As part of the results of the initiatives we noticed
- Users had a higher average order value +11%
- User used "continue shopping" after adding an item to their order.
- We fixed 60% percent of bad user reviews on the AppStore.
Current user flow on the iOS app
Now that our funnel was live, we kept looking at our GA event for user behaviors, We then started drafting hypotheses on how we would diverge from the current basket behavior to move towards a more traditional e-commerce basket.
A/B testing hypothesis
- Only 7% of our users change the shipping option. By skipping the shipping screen and making it optional, we will improve our conversion rate by XX%.
- Reducing friction when adding an item, should increase the number of items added to the basket and reduce the number of lost customisation.
- By Postponing the recipient selection to the moment of checkout we might increase our average order value.
- Allowing a user to preview their order before checking out will increase the conversion rate.
A future iteration of the basket
An iterative process that kept me busy for a long time. (9 months).
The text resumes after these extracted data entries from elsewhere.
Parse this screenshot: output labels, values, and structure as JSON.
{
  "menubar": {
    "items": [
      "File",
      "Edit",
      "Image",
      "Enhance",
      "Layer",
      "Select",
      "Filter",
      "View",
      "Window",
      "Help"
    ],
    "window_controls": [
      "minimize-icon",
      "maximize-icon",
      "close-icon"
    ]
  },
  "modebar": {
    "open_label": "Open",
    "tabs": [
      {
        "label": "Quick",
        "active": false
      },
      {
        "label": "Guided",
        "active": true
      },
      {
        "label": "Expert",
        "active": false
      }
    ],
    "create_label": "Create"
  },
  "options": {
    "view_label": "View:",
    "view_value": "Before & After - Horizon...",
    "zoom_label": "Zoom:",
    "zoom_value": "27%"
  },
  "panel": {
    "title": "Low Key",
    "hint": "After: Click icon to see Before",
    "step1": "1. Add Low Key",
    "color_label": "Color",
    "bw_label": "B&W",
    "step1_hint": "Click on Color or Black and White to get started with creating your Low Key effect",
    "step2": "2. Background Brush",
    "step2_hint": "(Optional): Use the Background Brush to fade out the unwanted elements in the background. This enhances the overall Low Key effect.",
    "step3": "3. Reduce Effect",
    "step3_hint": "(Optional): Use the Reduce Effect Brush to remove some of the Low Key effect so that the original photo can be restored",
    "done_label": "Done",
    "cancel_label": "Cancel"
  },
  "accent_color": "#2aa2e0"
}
Including inspiring meetings, intense discussions against de-scoping, and never-ending compromises between dev, product, and design. This was the real stuff.
Lessons learned
- The more deeply engaged a user is, the more likely to convert.
- Shopping carts should not be built in-house. They should be outsourced
- Providing less than other e-commerce competitors will cause issues. Amazon is the new standard
- Checkouts can always be optimised But is it worth it?
- Make sure when you start working on checkout that you have all pieces of the puzzle before even planning.
- You need a great team synergy to deliver such an initiative.